Maka berdasarkan kedudukannya sebagai direktur atas kesadaran dan pengetahuannya melakukan tindak pidana yang dapat dimintakan pertanggungjawaban menurut pandangan Van Bemmelen terdapat tiga hal, yakni; adanya kemungkinan untuk menentukan tingkah laku serta kemauannya, memahami pemikiran nyata tujuan atas perbuatannya, menyadari bahwa perbuatan tersebut tidak layak berada di masyarakat.19 Selanjutnya, dalam kacamata kriminologi diperkuat oleh Freud seorang Psikoanalisa memiliki penjelasan atas adanya unsur “kesenangan” pada kejahatan yang dipengaruhi oleh faktor ego dan juga superego dalam diri manusia yang lemah dan mendesak untuk mendapatkan kepuasan hingga menyimpang dan pada akhirnya melakukan kejahatan. Terkahir, dalam teori sosial sendiri melalui pendekatan secara Bioekologis yang dilakukan oleh Brofenbenner dengan mengidentifikasi pola interaksi faktor personal dan juga faktor lingkungan untuk mendapatkan “perilaku kejahatan” tersebut. Memasuki pokok bahasan atas perbuatan – perbuatan pidana sebagai bentuk kesalahan dalam unsur kesengajaan yang dilakukan oleh LZ diantaranya yaitu; Melakukan penipuan terhadap debitur salah satunya ialah saksi Bayu Prasetya dalam

kesaksiannya mengatakan bahwa ia mengajukan pinjaman sebesar Rp.1.000.000,-namun yang diterima hanya sejumlah Rp.650.000.000.- dengan masa cicilan 7 hari, Melakukan penipuan dengan dalih pemotongan cicilan pertama dan biaya administrasi terhadap perjanjian pinjaman. Yang mana dalam hal ini tidak ada ketetapan dari pada OJK maupun AFPI terkait dua hal tersebut dengan mengurangi hak/pun jumlah yang seharusnya diterima debitur sehingga membuat debitur tunduk dalam peraturan baru ataupun tambahan tersebut secara sepihak, Melakukan pelanggaran terhadap beberapa Pasal 26, Pasal 29 huruf d, Pasal 39 dan Pasal 47 POJK Nomor 77/PJOK.01/2016. Serta SOJK Nomor S-72/NB.213/2019 dalam pengaksesan data di mana penyelenggara P2PL hanya boleh mengakses data pribadi berupa lokasi, kamera dan mikropon.
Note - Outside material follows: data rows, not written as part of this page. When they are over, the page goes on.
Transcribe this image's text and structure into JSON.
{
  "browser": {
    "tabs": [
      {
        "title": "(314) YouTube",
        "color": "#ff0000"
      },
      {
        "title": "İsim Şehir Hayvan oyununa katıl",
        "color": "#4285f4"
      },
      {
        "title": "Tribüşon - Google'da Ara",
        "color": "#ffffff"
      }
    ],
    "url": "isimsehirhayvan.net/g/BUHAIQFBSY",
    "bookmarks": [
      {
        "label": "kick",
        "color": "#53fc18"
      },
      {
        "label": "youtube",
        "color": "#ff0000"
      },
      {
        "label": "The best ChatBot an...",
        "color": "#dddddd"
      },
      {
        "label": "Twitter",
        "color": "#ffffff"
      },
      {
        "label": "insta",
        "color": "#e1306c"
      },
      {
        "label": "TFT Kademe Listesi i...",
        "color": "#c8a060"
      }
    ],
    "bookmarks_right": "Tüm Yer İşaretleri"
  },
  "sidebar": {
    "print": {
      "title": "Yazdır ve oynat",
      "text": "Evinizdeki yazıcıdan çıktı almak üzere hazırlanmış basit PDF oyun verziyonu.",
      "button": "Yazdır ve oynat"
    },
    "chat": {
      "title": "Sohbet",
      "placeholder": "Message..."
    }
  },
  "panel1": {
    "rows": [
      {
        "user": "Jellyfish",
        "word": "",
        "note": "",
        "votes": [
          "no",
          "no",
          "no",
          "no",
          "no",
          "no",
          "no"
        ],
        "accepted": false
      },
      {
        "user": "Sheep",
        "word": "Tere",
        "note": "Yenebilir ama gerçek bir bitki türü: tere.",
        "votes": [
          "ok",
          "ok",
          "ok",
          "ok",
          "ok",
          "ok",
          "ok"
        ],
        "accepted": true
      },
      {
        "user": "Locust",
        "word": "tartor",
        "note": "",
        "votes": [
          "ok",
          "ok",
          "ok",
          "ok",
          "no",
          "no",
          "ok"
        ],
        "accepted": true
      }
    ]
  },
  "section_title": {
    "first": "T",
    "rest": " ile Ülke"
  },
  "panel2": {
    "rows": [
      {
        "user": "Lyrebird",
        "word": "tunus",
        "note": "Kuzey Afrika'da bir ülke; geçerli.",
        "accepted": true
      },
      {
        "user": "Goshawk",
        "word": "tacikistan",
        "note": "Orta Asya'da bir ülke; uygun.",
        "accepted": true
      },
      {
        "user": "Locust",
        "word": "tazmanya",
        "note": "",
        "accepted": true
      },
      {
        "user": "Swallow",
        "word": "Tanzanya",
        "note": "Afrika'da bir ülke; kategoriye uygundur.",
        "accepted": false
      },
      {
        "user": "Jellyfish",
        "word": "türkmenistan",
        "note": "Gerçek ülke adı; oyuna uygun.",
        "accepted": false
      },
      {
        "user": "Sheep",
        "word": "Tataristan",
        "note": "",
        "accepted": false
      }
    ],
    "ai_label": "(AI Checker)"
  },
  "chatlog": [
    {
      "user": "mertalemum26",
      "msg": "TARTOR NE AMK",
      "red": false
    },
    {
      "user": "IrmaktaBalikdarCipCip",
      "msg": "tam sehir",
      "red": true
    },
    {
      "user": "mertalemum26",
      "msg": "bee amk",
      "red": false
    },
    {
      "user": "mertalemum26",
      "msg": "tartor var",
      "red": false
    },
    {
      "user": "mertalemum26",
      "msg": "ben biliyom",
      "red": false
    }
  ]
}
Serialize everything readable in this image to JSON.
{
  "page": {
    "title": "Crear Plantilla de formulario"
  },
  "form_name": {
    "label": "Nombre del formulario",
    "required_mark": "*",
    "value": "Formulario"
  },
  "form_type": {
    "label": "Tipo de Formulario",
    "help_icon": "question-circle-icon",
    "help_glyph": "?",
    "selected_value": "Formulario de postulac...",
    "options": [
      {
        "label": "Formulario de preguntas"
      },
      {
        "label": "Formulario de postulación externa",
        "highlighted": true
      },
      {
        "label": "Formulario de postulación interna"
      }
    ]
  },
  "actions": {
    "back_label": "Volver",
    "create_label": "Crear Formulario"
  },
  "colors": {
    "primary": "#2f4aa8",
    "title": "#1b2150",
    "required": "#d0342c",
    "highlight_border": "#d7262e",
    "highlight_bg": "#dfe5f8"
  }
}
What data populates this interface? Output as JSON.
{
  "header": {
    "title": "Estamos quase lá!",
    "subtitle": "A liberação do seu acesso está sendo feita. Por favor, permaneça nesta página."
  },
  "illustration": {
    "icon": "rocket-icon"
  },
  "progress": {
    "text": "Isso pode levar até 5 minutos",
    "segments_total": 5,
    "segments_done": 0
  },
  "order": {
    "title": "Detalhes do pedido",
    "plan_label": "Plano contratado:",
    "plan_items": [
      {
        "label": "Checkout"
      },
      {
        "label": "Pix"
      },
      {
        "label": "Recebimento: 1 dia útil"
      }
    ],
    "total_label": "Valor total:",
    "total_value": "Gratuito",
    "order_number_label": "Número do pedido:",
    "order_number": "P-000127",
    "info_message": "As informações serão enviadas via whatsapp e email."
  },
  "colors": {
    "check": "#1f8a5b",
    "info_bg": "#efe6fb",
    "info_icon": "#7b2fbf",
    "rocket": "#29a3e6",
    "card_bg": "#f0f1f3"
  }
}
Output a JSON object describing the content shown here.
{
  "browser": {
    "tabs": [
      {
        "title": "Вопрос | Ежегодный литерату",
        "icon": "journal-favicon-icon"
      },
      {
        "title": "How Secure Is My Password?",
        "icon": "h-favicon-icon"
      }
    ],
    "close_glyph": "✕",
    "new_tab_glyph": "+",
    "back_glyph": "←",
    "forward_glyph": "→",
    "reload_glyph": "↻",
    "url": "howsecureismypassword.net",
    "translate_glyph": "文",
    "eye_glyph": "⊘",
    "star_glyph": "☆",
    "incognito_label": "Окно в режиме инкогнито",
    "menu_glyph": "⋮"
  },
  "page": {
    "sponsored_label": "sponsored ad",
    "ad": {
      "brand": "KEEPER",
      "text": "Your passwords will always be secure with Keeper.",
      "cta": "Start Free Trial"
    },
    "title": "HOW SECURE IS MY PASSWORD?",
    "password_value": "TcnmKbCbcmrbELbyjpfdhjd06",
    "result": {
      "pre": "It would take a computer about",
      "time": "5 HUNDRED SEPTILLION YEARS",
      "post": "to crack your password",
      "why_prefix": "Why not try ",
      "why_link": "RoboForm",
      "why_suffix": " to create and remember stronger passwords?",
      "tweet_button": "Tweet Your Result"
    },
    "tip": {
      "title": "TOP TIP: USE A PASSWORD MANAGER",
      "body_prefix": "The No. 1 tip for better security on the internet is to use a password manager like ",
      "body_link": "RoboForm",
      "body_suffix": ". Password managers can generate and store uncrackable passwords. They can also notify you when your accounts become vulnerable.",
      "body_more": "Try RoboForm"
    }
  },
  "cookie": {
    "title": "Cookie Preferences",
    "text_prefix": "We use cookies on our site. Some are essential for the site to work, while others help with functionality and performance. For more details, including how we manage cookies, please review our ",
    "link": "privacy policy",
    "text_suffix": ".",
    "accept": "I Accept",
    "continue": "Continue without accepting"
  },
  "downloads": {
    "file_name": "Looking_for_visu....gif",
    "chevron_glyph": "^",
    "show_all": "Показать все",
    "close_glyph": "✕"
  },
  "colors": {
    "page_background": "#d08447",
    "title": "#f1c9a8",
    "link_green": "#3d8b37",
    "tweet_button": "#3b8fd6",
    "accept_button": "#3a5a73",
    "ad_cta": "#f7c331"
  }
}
Hal tersebut di dasari pada klausa tambahan dalam peraturan baru ataupun tambahan tersebut secara sepihak berisikan “pihak KASCAS berhak untuk mengambil data calon konsumen yaitu seperti : memberikan izin untuk mengambil data telpon, memberi izin untuk mengambil data kontak telephone dan memberikan izin untuk mengambil gambar/foto yang ada di perangkat Handphone. Bahkan hingga kontak orang terdekat” dan Sebagai plegen dalam dakwaan keempat, dimana usaha yang dijalankan tidak memiliki perzinan Menteri pada bidang perdagangan.

  • 2.    Pemenuhan Unsur Dengan Maksud

Dalam rangka mendalami apakah setiap perbuatan pidana yang dilakukan (delict) oleh para terdakwa telah terpenuhi. Maka pada bahasan ini akan mengupas lebih dalam perihal pemenuhan unsur pidana, actus reus dan mens rea hingga penjatuhan pidana terhadap para terdakwa. Dengan ini mendasari berdasarkan Putusan No.525/Pid.Sus/2020/PN Jkt.Utr jelas bahwa LZ dalam kedudukannya sebagai direktur dan pengetahuannya kesadarannya (willens en wetness) menimbulkan akibat hukum (voltooid delict/delict met matrieele omschrijving) dan dalam pengetahuannya melakukan tindak pidana secara sengaja (opzet) dengan maksud memperdagangkan barang dan/atau jasa tidak sesuai janji keterangan, label, promosi atau iklan, etiket penjualan barang dan/atau jasa tersebut, serta melakukan suatu perbuatan yang oleh padanya dapat di pidana (strafbaar feit). Maka atas penjatuhan pidana terhadap LZ selaku terdakwa merupakan penerapan terhadap vicarious liability theory. Serta diperkuat dengan pandangan Moelyatno terhadap unsur – unsur pidana yakni; unsur subjektif (hal yang terkandung didalam pikiran ataupun hatinya atau melekat pada diri pelaku), dan unsur objektif (hal yang berubungan dengan keadaan si pelaku), di mana kedua hal inipun telah terpenuhi oleh LZ. Maka pembenaran dalam penjatuhan pidana lainnya terdapat dalam teori pemidanaan yang merupakan penghukuman berupa penjatuhan pidana dengan alasan pembenar dalam hukumannya (justification) terhadap seseorang yang bersalah melakukan suatu delik tertentu berdasarkan incraht van gewijsde.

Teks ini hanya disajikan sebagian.